Cybersecurity - PASCAL (ITS-Digital II YEAR 2022)

This is a git repository which is hosted on GitHub; a beautiful place where we learn together cybersecurity and what faith will bring us. In this README I write my notes of the course but much of the content is, for brevity, a link to external resources. If you have any suggestion to improve this text or the course, please open an issue.

Table of Content

Lesson 1 - Dust it Off and Move on

When you start from the beginning, you are supposed to move forward, but let’s make a step back instead! We’ll dust it off and recap the main concepts of the previous course in a short while. There’s a common misconception to discuss first.

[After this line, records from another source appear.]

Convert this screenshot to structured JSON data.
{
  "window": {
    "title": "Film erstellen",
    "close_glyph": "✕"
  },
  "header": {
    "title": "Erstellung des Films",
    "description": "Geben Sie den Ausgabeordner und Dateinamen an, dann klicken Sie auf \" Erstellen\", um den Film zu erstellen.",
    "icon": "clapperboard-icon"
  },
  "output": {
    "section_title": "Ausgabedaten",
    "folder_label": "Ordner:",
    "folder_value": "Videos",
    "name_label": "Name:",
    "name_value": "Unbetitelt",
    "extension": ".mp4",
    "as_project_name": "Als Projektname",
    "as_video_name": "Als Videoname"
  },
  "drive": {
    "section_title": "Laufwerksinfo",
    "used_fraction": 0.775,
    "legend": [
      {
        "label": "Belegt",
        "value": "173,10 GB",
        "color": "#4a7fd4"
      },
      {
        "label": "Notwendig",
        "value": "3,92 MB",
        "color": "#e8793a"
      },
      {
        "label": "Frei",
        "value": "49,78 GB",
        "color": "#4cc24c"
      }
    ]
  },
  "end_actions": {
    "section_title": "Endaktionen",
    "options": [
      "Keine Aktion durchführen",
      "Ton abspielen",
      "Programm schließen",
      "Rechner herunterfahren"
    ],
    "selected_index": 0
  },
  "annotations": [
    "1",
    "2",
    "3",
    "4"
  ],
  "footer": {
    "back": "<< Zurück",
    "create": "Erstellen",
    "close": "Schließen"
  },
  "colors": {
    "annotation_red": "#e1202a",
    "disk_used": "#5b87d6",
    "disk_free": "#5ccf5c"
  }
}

People believe they can and need to learn how to do things as quickly as possible, as painlessly as possible, as fast and superficially as possible so that they can move forward and choose life, a job, a career (IT version here). The truth is that only hackers live a life. Only “a person who delights in having an intimate understanding” clearly sees the beauty or the virtue of what is around him.

Well, of course an hacker “delights in having an intimate understanding understanding of the internal workings of a system, computers and computer networks in particular [and] the term is often misused in a pejorative context, where cracker would be the correct term” RFC-1392, but we can generalize the definition for now.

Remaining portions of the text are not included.